Daniele Vaienti crea una poesia autentica e potente, che trova voce nei Poetry Slam, in cui i testi vengono performati. Struttura i versi attraverso il canale visivo: riusciamo a visualizzarli e ci rimane in mente il Rudere, le toppe, la Bic.
Il messaggio che comunica è che, ogni giorno, grazie alla scrittura possiamo trasformare la vita in un miracolo, per la sua funzione catartica e relazionale, e tramite le sensazioni che sperimentiamo, da contattare e comunicare.

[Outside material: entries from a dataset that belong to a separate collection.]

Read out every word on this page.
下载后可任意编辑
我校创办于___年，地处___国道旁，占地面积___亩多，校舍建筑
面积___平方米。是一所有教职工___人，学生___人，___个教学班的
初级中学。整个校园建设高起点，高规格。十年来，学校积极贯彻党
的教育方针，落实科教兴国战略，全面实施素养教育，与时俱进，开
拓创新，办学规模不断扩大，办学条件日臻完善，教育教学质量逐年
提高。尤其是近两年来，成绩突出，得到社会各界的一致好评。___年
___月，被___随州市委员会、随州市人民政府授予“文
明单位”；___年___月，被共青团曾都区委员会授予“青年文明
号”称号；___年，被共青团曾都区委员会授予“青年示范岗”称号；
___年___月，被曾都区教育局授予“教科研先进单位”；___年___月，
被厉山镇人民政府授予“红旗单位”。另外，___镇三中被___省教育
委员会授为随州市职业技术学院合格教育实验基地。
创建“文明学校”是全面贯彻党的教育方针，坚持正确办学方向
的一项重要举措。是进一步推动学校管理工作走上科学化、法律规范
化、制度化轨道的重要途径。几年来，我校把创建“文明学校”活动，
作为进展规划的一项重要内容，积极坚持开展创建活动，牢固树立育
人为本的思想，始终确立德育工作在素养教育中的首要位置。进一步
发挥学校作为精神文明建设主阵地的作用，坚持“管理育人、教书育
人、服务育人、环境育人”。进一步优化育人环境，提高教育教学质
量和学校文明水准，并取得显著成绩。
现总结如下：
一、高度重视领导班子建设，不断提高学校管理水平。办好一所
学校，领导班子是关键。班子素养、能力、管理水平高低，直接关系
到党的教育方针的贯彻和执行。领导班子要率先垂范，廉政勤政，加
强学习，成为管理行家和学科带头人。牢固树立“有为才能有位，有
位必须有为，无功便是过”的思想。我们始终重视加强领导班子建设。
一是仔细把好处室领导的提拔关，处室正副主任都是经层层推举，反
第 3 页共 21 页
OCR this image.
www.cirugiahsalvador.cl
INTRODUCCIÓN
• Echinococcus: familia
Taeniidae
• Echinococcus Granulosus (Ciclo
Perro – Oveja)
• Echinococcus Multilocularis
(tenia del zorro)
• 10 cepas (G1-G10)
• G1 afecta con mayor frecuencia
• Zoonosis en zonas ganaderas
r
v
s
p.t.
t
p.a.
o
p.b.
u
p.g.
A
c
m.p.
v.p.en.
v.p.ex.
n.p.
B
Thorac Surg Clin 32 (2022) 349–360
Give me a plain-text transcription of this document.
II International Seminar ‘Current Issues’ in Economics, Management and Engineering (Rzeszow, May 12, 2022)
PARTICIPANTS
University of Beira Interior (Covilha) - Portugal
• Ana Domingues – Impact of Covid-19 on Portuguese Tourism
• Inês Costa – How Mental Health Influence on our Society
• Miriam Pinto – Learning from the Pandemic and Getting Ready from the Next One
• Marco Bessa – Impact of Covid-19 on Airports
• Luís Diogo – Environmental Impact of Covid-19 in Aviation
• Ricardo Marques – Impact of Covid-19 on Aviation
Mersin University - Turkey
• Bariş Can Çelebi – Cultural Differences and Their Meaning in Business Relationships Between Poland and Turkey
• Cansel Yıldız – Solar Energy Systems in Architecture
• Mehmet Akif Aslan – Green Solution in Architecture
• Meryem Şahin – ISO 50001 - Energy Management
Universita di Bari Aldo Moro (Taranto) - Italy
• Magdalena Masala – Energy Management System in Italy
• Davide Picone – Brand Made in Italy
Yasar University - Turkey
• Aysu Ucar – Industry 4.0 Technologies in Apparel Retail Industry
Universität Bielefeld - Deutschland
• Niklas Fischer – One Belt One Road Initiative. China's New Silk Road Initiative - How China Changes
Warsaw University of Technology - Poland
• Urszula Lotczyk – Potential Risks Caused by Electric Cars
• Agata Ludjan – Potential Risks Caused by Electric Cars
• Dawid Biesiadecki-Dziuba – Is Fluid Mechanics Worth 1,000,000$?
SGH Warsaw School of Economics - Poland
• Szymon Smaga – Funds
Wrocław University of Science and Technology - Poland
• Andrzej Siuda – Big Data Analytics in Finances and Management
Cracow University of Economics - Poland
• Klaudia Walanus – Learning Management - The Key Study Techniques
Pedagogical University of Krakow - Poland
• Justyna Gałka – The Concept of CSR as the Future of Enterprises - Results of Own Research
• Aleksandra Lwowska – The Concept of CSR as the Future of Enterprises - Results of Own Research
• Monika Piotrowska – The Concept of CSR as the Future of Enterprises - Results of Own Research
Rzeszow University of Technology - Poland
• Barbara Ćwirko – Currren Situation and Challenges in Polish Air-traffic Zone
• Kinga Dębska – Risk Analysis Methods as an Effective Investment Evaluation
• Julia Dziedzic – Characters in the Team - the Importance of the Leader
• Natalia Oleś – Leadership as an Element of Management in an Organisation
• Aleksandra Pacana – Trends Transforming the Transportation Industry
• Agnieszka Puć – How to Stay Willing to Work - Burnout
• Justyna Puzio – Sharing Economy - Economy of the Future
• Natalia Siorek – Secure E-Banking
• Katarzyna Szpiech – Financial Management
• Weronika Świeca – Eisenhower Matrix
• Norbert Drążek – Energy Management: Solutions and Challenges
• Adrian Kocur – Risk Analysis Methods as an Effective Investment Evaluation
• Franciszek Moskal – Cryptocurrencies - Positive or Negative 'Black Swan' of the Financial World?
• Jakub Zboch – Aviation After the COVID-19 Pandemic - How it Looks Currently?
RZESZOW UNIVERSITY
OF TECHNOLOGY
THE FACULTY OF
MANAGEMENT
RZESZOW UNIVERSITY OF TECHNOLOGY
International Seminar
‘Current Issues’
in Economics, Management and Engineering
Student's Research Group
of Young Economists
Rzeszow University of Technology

Sulle onde del destino il miracolo dell’amore avviene tramite le emozioni, la capacità di legarsi affettivamente con gli altri e di saper ridere insieme:
“Nel mezzo di questa notte che passerà senza miracoli.
Continua a ridere con me
e saremo noi il miracolo che attraverserà la notte”[1].
[1] Vaienti D., La notte passerà senza miracoli.
[1] Vaienti D., Piccolo racconto di un romantico che si era perso e si è ritrovato dentro la tasca dei jeans.
[1] Vaienti D., C’è qualcuno là fuori.
A Luca, Franco e Alex, operatori di comunità.